Compact Covers of Orientable Surfaces

The following question was asked to my friend during an interview for the Oxford PhD program:

(Characterize the Compact Covers of Compact Orientable Surfaces) Given a compact orientable surface $\mathcal S$, what do its (compact) covers look like? More specifically, if $\mathcal S$ has genus $k$, what are the conditions on $n$ if another compact orientable surface $\mathcal S'$ of genus $l$ covers $\mathcal S$, i.e what are the possible pairs $(k,l)$?

The answer came pretty fast because I had been thinking about the same problem for different reasons. For some reason it took me a while to feel at ease with the lifting criterion:

(Lifting Criterion) Suppose we are handed a covering space $p: (\tilde{X}, \tilde{x_0}) \rightarrow (X, x_0)$ and a map $f:(Y,y_0) \rightarrow (X, x_0)$, with $Y$ path-connected and locally path-connected. Then there exists a lift $\tilde{f} :(Y, y_0) \rightarrow (\tilde{X}, \tilde{x_0})$ of $f$ if and only if $f_*(\pi_1(Y,y_0))\subset p_*(\pi_1(\tilde{X},\tilde{x_0}))$.

I think the biggest problem for me was the fact that I intuitively thought the induced map of a covering map $p_* : \pi_1(\tilde{X},\tilde{x_0}) \rightarrow (X,x_0)$ ought to be surjective and not injective.

The proof of injectivity is very easy: a loop $[\tilde{f_0}]$ upstairs in the cover is in the kernel of $p_*$ if it is represented by a loop $\tilde{f_0}:I\rightarrow \tilde{X}$ with a homotopy $f_t:I\rightarrow X$ of $f_0=p\tilde{f_0}$ to the trivial loop. There is a unique lift of that homotopy $\tilde{f_t}$ which goes from $\tilde{f_0}$ to a constant loop (lifts of constant paths are constant), done.
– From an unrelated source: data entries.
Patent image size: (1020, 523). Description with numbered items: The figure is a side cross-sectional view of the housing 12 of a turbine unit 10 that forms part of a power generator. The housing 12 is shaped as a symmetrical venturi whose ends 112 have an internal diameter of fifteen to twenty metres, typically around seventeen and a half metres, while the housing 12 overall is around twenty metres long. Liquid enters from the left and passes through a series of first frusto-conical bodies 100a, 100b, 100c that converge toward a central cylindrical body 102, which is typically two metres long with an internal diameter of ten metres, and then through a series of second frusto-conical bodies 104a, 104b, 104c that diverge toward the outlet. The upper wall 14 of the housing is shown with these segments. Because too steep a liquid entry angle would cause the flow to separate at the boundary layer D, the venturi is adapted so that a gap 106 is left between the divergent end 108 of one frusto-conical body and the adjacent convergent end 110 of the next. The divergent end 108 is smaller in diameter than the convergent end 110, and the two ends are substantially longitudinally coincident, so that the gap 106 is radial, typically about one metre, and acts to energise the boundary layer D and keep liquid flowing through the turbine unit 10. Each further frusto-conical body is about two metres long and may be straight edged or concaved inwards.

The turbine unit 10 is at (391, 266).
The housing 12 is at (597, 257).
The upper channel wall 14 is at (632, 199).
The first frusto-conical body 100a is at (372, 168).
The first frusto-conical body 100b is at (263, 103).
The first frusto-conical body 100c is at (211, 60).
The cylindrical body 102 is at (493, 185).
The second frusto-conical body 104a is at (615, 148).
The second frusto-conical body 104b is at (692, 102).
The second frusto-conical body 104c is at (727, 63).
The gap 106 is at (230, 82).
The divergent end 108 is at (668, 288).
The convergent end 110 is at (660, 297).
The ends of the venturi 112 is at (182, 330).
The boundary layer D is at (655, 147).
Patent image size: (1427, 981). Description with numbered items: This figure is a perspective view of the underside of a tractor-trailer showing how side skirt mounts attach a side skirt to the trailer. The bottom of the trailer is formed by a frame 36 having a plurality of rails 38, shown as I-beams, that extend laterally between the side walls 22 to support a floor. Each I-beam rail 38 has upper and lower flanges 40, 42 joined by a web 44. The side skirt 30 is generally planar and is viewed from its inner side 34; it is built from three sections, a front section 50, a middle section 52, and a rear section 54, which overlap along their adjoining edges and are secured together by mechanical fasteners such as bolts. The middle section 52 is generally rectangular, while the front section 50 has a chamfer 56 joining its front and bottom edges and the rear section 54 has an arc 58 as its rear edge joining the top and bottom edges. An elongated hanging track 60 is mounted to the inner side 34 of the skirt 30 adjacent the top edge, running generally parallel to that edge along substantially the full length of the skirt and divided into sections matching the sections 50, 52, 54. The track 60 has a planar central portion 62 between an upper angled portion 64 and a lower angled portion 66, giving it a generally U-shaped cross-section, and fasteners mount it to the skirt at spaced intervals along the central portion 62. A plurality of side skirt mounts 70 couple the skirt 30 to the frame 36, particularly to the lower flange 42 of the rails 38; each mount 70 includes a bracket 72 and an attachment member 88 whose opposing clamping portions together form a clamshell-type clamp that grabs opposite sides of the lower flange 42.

But I was still weirded out precisely because of the examples we’re about to cook up to answer the original question, e.g. the genus 3 surface covering the genus 2 surface. It seems like there are a lot more loops in the genus 3 surface than in the genus 2 surface (I mean, there are more), shouldn’t the induced map be surjective? The answer is no, because of the following very important point: we’re looking at based loops. Before going over the examples, notice that the situation is clear for $k$-sheeted covers of the circle, the image subgroup of the induced map on the fundamental groups is just the subgroup $k\mathbb Z$, as seen in the following picture for $k=3$.
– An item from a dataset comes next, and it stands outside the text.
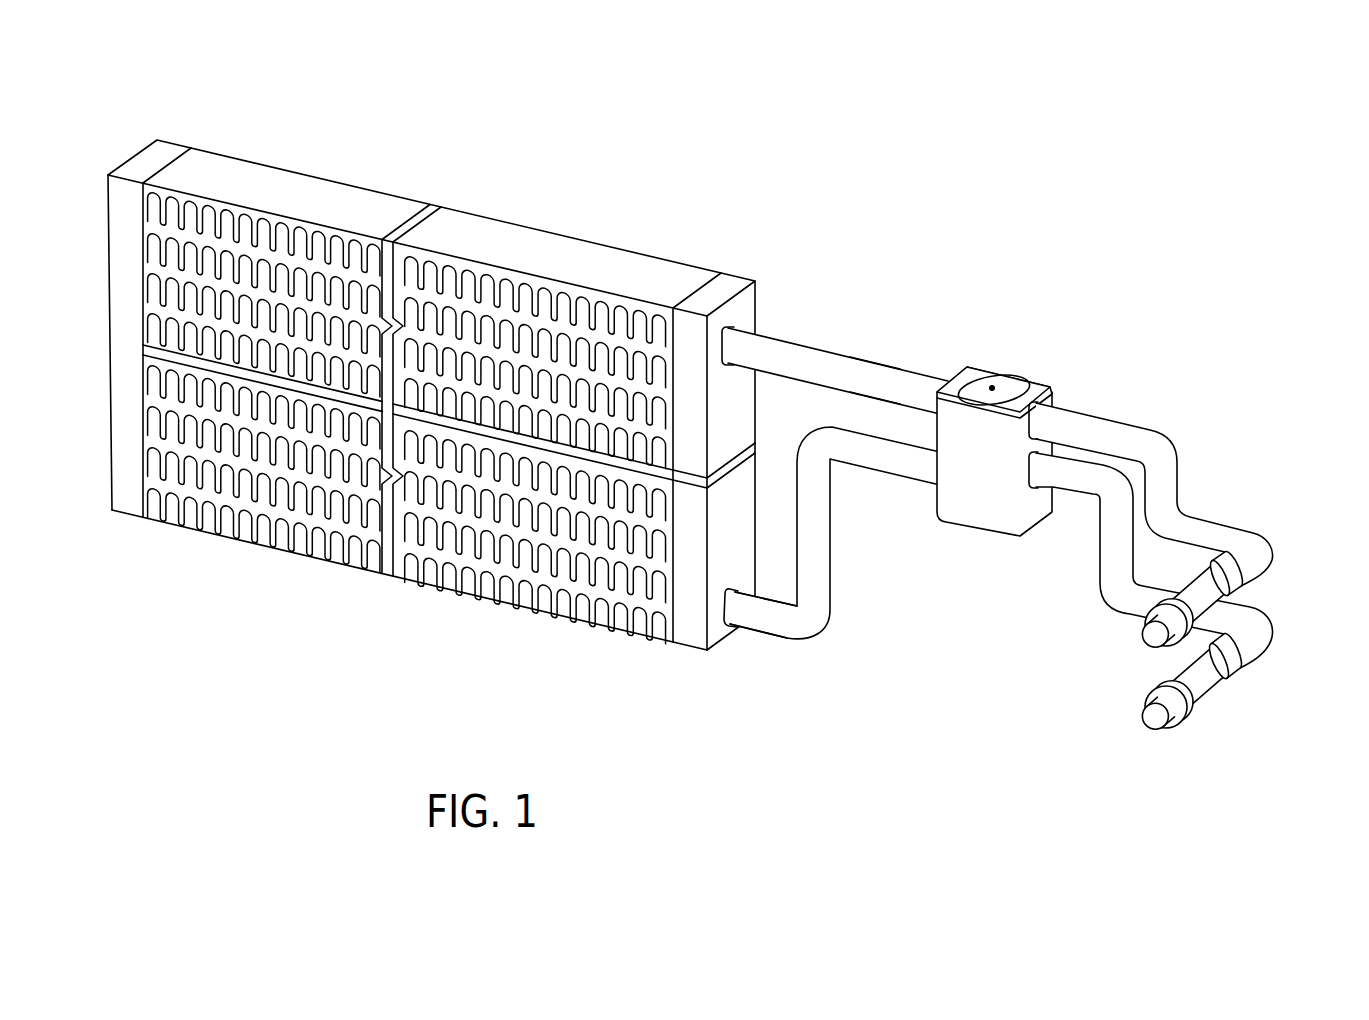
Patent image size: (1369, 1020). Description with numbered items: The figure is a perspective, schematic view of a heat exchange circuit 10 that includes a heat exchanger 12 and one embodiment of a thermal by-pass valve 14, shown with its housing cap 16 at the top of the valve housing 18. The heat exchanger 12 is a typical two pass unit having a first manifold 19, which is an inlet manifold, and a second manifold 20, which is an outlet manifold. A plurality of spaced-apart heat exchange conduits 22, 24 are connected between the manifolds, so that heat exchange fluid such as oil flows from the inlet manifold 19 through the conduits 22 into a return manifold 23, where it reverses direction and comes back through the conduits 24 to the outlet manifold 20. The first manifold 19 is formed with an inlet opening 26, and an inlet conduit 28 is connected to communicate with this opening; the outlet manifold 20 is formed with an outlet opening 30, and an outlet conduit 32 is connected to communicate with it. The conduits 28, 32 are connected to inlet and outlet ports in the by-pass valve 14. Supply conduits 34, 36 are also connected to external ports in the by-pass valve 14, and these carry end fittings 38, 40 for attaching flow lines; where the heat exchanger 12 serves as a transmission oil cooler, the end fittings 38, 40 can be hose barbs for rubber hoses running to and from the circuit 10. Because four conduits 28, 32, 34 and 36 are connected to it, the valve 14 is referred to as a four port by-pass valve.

So injectivity is very natural on that example, but I thought less so for surfaces. Let’s take a look at the following example to see how things work for surfaces.
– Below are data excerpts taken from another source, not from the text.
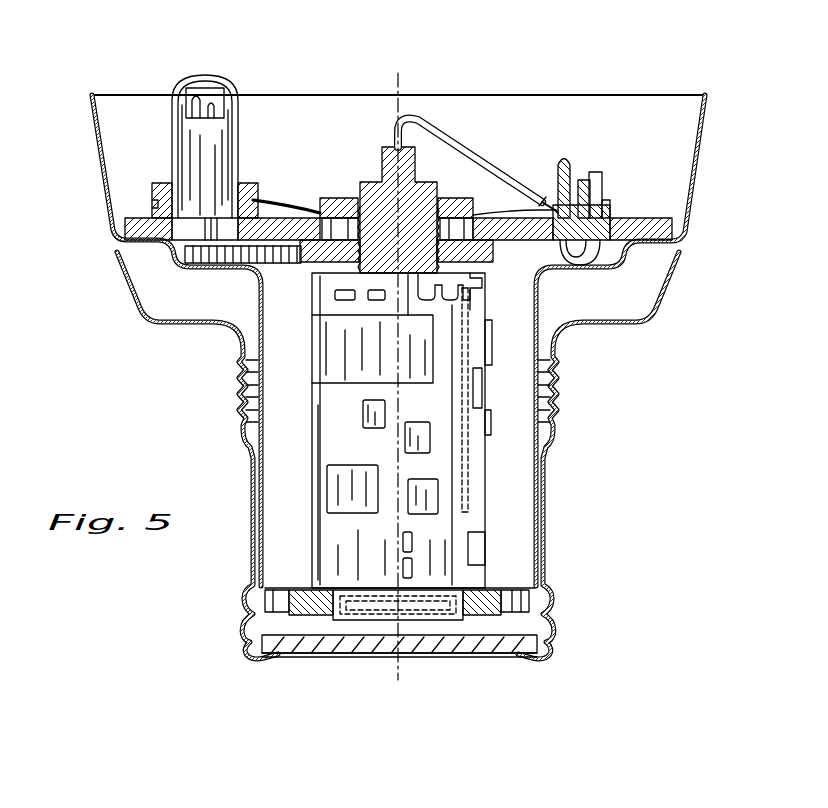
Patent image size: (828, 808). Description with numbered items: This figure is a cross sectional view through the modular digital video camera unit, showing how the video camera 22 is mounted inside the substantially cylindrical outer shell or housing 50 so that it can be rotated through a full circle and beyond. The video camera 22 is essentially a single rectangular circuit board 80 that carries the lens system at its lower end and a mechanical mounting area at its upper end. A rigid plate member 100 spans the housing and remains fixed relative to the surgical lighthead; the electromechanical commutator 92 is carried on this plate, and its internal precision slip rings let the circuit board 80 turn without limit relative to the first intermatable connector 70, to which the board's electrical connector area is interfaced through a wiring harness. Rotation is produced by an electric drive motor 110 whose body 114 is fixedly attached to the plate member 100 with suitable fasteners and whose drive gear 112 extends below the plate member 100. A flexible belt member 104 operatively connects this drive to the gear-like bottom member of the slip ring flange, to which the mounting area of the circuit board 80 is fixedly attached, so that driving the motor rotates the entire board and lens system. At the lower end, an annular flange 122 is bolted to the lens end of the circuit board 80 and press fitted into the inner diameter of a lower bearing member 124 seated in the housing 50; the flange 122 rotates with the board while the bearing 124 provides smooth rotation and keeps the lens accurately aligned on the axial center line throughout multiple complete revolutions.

The video camera 22 is at (311, 440).
The outer shell or housing 50 is at (540, 303).
The first intermatable connector 70 is at (613, 165).
The circuit board 80 is at (472, 467).
The electromechanical commutator 92 is at (374, 181).
The rigid plate member 100 is at (670, 253).
The flexible belt member 104 is at (240, 262).
The electric drive motor 110 is at (236, 140).
The drive gear 112 is at (197, 272).
The body of the gear motor 114 is at (172, 130).
The annular flange 122 is at (495, 590).
The bearing member 124 is at (522, 602).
First off, the genus 3 surface covers the genus 2 surface with the two bold black circle identified and the two “branches” being projected to the genus 2 surface. Looking at the loop going once around the middle circle[^Pick one of two directions and stay consistant] of the genus 3 surface (the covering space) we see that by construction this yields a loop going around twice in the genus 2 surface downstairs. That way we see that the image subgroup under $p_*$ here would be $\mathbb Z \times 2\mathbb Z$ for this example.

The previous construction can be adapted for $\mathcal S$ of genus $k$: pick any handle and make it the “core” handle of the covering surface. Then add say $n$ branches of genus $(k-1)$ to get the $n$-sheeted cover of $\mathcal S$. Identification around the core handle is done in the same fashion.

This gives us the following result and answers the original question:

(Characterization of the Compact Covers of Compact Orientable Surfaces) Given a compact orientable surface $\mathcal S$ of genus $k$, the compact orientable covers of $\mathcal S$ are exactly the surfaces of genus $l=n(k-1) +1$, $n\geq 2$.

Proof. The existence is given by our previous discussion and the previous figure. Unicity follows for Euler characteristic considerations since in a $n$-sheeted cover, the cardinalities of the set of vertices, edges and faces are all multiplied by $n$.